Marie embrasse son Jésus. On dirait qu’il y a des années qu’elle ne l’a vu. Elle le regarde, maintenant qu’il a l’habit et les cheveux d’un homme. Elle le caresse…
Ils sortent. C’est la fin.
[73] ses trois branches pourraient être, respectivement, l’ensemble des normes de comportement (ou Halakah), la série des commentaires rabbiniques de l’Ecriture sainte (les Midrashim), et ces mêmes commentaires exposés d’une manière plus accessible au peuple (la Aggadah). Nous les retrouverons en 197.3, 225.9, 414.4, 625.4. L’œuvre des rabbins sera abordée en 252.10 et en 335.9.
[74] Je lis : il cite la “ Vulgate ” (comme en 35.11) qui était en usage à l’époque de l’écrivain.

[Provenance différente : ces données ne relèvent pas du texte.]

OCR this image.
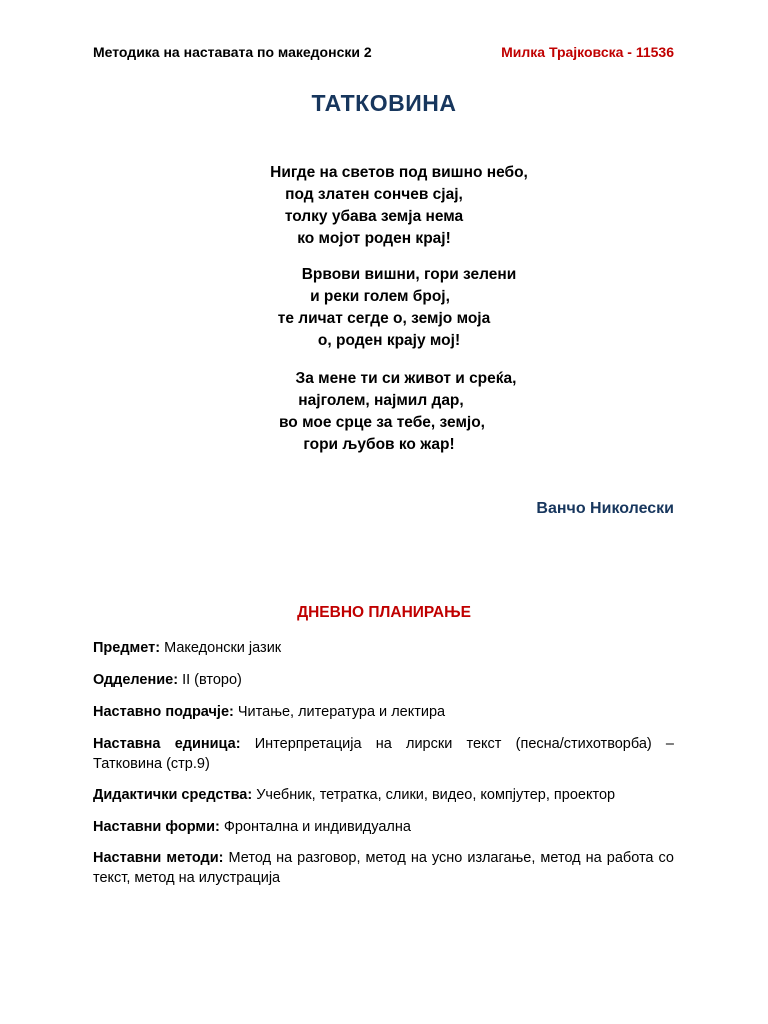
Методика на наставата по македонски 2	Милка Трајковска - 11536
ТАТКОВИНА
Нигде на светов под вишно небо,
под златен сончев сјај,
толку убава земја нема
ко мојот роден крај!
Врвови вишни, гори зелени
и реки голем број,
те личат сегде о, земјо моја
о, роден крају мој!
За мене ти си живот и среќа,
најголем, најмил дар,
во мое срце за тебе, земјо,
гори љубов ко жар!
Ванчо Николески
ДНЕВНО ПЛАНИРАЊЕ
Предмет: Македонски јазик
Одделение: II (второ)
Наставно подрачје: Читање, литература и лектира
Наставна единица: Интерпретација на лирски текст (песна/стихотворба) – Татковина (стр.9)
Дидактички средства: Учебник, тетратка, слики, видео, компјутер, проектор
Наставни форми: Фронтална и индивидуална
Наставни методи: Метод на разговор, метод на усно излагање, метод на работа со текст, метод на илустрација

Dans la “ nouvelle Vulgate ” introduite après le concile Vatican II, les deux premiers livres des Rois prirent le nom de 1 Samuel et 2 Samuel, et les deux suivants 1 Rois et 2 Rois.En outre, les Paralipomènes sont devenus les livres des Chroniques. Le second livre d’Esdras (appelé aussi livre de Néhémie), est devenu Néhémie. L’Ecclésiaste est devenu Qohélet, l’Ecclésiastique le Siracide. Enfin le Psaume 9 a été divisé en deux, changeant donc d’une unité le numéro des psaumes suivants jusqu’au 145, qui devint le 146, alors que l’ancienne numérotation reprend à partir du Ps 147, qui unit les 146 et 147 de la Vulgate. D’autres différences entre la Vulgate et la nouvelle Vulgate seront signalées par une note quand ce sera nécessaire : en 50.9, 68.6 (sur le nom de Bethsaïde), 266.1, 272.4, 368.6 (sur le mot gazofilacio), 413.3, 434.6, 439.2, 457.2, 463.2, 476.9, 487.6, 520.9, 544.8 (deux notes).Le texte de la présente édition de l’œuvre, qui reproduit fidèlement le manuscrit original de Maria Valtorta, garde les renvois bibliques selon la “ Vulgate ”. En revanche les notes, qui doivent faciliter la recherche du lecteur, les indiquent selon la “ nouvelle Vulgate ”, même lorsqu’ils sont repris de notes de Maria Valtorta selon la “ Vulgate ”.Dans toute l’œuvre de Maria Valtorta, la façon de citer la Bible (livre, chapitre, verset) n’appartient pas à l’époque de Jésus mais à celle de l’écrivain et à la nôtre, de même que Jésus parle la langue de notre temps et non celle de son temps à lui. Même dans la façon de citer la Bible, il faut donc considérer l’œuvre à la manière d’une “ traduction ” destinée à l’utilité de ses destinataires.